There have been a lot of times in my life where I wished I could be someone else.
There was the time I wanted to be SheRa.
Come on. You know she’s a badass.
There was the time I wanted to be a Friar.
And there was that phase of my life where I was DYING to be Puerto Rican. I would hang out on the west side of Buffalo walking down Massachusetts ave, just wishing for some of that Puerto Rican magic to fall on me and make me fabulous.
I would pull my hair up and leave down two long strands of hair on either side of my face, which I would then curl into spirals with my curling iron. I’d seen a lot of PR girls do that, and I wanted to look just like them!
Unfortunately, I only succeeded in looking exactly like a Hasidic Jew. Equally amazing, just not what I was goin for.
This was also before Dora the Explorer was on tv, so I didn’t know any Spanish. The only words I knew were “whore” and “come here.”
Kind of a problem.
At different times throughout my life, I have wanted to be this person or that person. To feel important and be somebody.
But you know what it really was? I wanted to belong.
We all want that, I think. We all have a strong desire to feel like we belong and to feel significant . It’s really only natural, because we are made for community. It’s ingrained in us.
But it’s really never cool when you try gain that sense of belonging or significance by trying to be someone other than the awesome person you already are.
Yes, we want to bloom and grow and be better. But who do you want to be better than? Is it the person you view as your “competition”, or is it the person you were yesterday?
There’s this great quote that I heard the other day. One of those quotes that stops you dead in your tracks.
“Wouldn’t it be a shame if you were living a wonderful life and didn’t even notice?”
Oh SNAP. Right in the gut.
What if we’re so busy looking at and wishing for what someone else has and what someone else is doing that we miss all the beauty right in front of us? What if we’re coveting someone else’s personality or talents or charism so hard that we miss the ones we actually possess and wind up neglecting them in the process?
When St Francis of Assisi had his conversion and left his party life behind, he used to sit in a little broken down church and stare at a crucifix. He would stare at Christ crucified and ask, “Who are You and who am I? Who are You and who am I?”
Francis had been hiding behind a mask for so long that he clearly didn’t know who he was anymore.
Over and over he would ask this question. It became a prayer, probably one of the most powerful prayers he ever prayed.
God saw that Francis was serious about shedding his mask and finding out the answers to those questions, and He answered Francis in a huge way. He revealed Who He was to Francis and through that, He also showed Francis who Francis really was. The young man would go on to become one of the most dynamic saints in the whole history of the Church.
What if he hadn’t had the guts to take off that mask, take time out and ask those questions? Man, the world would have missed out on one pretty amazing dude.

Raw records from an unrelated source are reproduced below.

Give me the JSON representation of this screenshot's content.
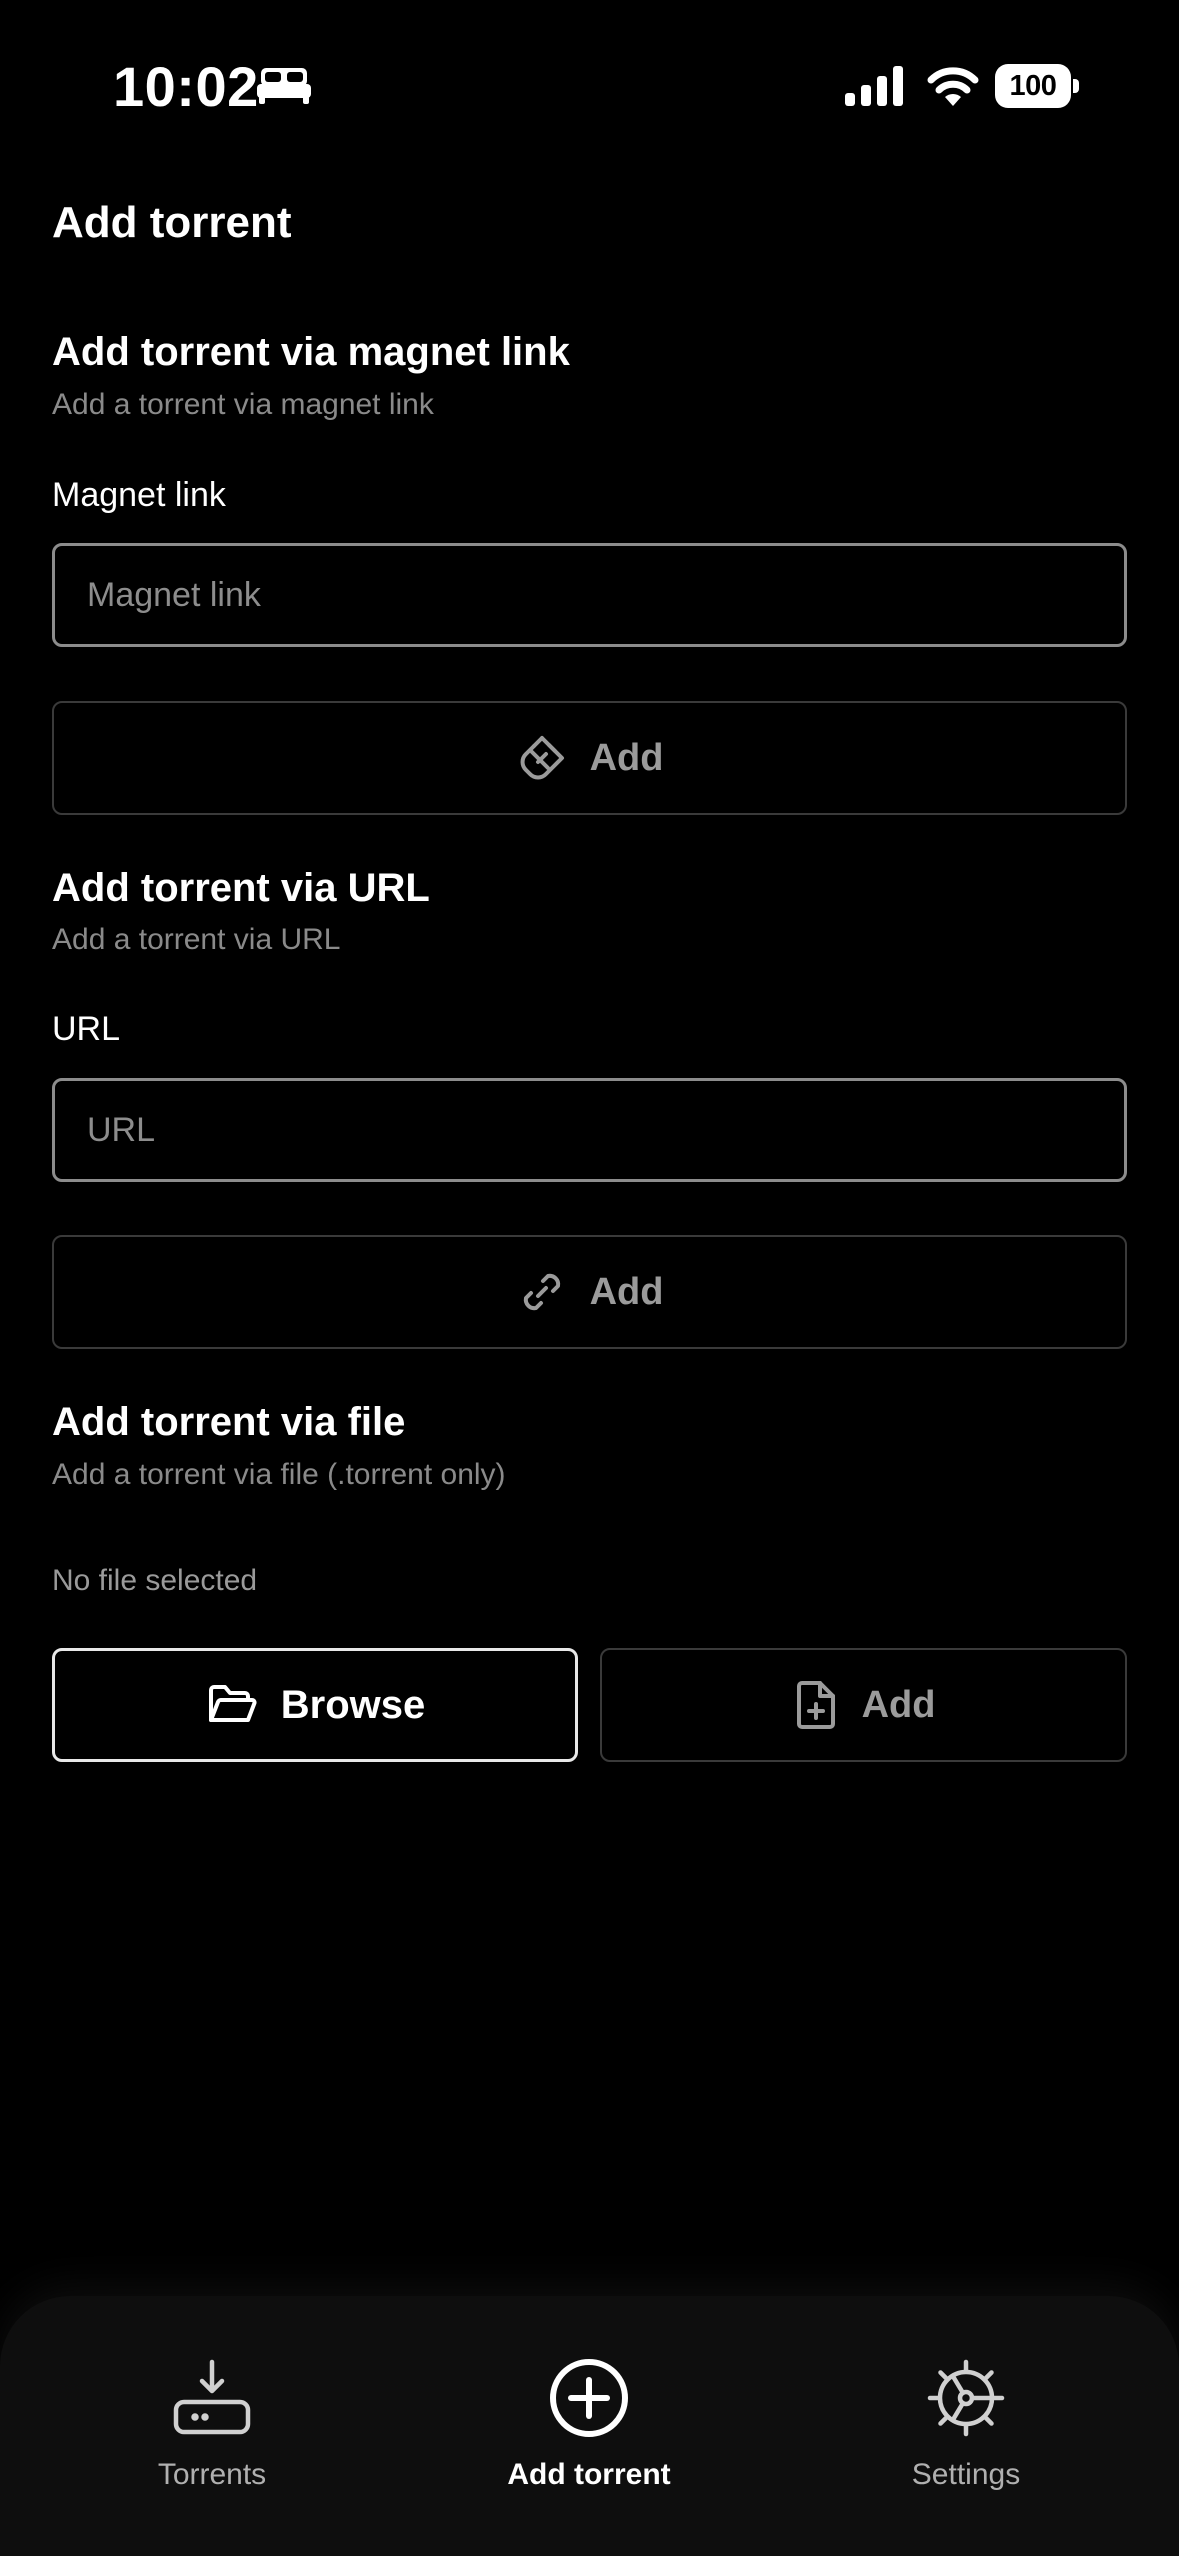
{
  "status_bar": {
    "time": "10:02",
    "battery": "100",
    "icons": [
      "bed-icon",
      "signal-icon",
      "wifi-icon",
      "battery-icon"
    ]
  },
  "page": {
    "title": "Add torrent"
  },
  "magnet_section": {
    "title": "Add torrent via magnet link",
    "subtitle": "Add a torrent via magnet link",
    "field_label": "Magnet link",
    "placeholder": "Magnet link",
    "value": "",
    "button_label": "Add",
    "button_icon": "magnet-icon"
  },
  "url_section": {
    "title": "Add torrent via URL",
    "subtitle": "Add a torrent via URL",
    "field_label": "URL",
    "placeholder": "URL",
    "value": "",
    "button_label": "Add",
    "button_icon": "link-icon"
  },
  "file_section": {
    "title": "Add torrent via file",
    "subtitle": "Add a torrent via file (.torrent only)",
    "status": "No file selected",
    "browse_label": "Browse",
    "browse_icon": "folder-open-icon",
    "add_label": "Add",
    "add_icon": "file-plus-icon"
  },
  "bottom_nav": {
    "items": [
      {
        "label": "Torrents",
        "icon": "download-tray-icon",
        "active": false
      },
      {
        "label": "Add torrent",
        "icon": "plus-circle-icon",
        "active": true
      },
      {
        "label": "Settings",
        "icon": "gear-icon",
        "active": false
      }
    ]
  },
  "colors": {
    "background": "#000000",
    "text": "#ffffff",
    "muted_text": "#8a8a8a",
    "input_border": "#8c8c8c",
    "disabled_border": "#3a3a3a",
    "nav_background": "#0e0e0e"
  }
}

Francis knew who he was and he lived his life authentically. He had a heart and a spirituality that was unique and different. It was a breath of fresh air and it shook the Church and the world like a holy bomb.
See, the Body of Christ is a body. That body can’t be all heads or all shoulders, all knees or all toes. Can you imagine that? What a crazy body we would be if we were all alike and all the same part. We wouldn’t be able to do very much!
We can’t all be Francises. If we were all Francises or Clares or Teresas or John Pauls, we would certainly lack variety. We would be sadly one dimensional and not very authentic.
Like Downton Abbey’s Lord Grantham famously said:
“We all have different parts to play, and we must all be allowed to play them.â
That doesn’t mean I can’t be funny and smart, interesting and talented like those ladies are. But I can be my own flavor of those things when I’m being me.
I spent enough of my life trying to be someone else, looking like a copycat and failing miserably..and you know what I learned?
I’d rather be the full limited edition of me than a cheap knockoff of someone else.
It’s downright EXHAUSTING to try and be someone else and it never fills you up. It never satisfies. It only leaves you feeling emptier and longing for more. And truth is? It makes you look pretty dumb.
That kind of hustle steals your peace and distracts you from the beautiful life you are already living. The one that you sometimes don’t even notice.
You’re already worthy, because you belong to God and you are His child. You can rest assured that you will not be forgotten. You can trust that He has a plan for you.
Don’t try to be someone else. Be you. You are a unique person – don’t mess with that.
Make the most of who you already are, cultivate who you are in Christ …because God wants you to play a part and fulfill a role that no one else can do the way you can.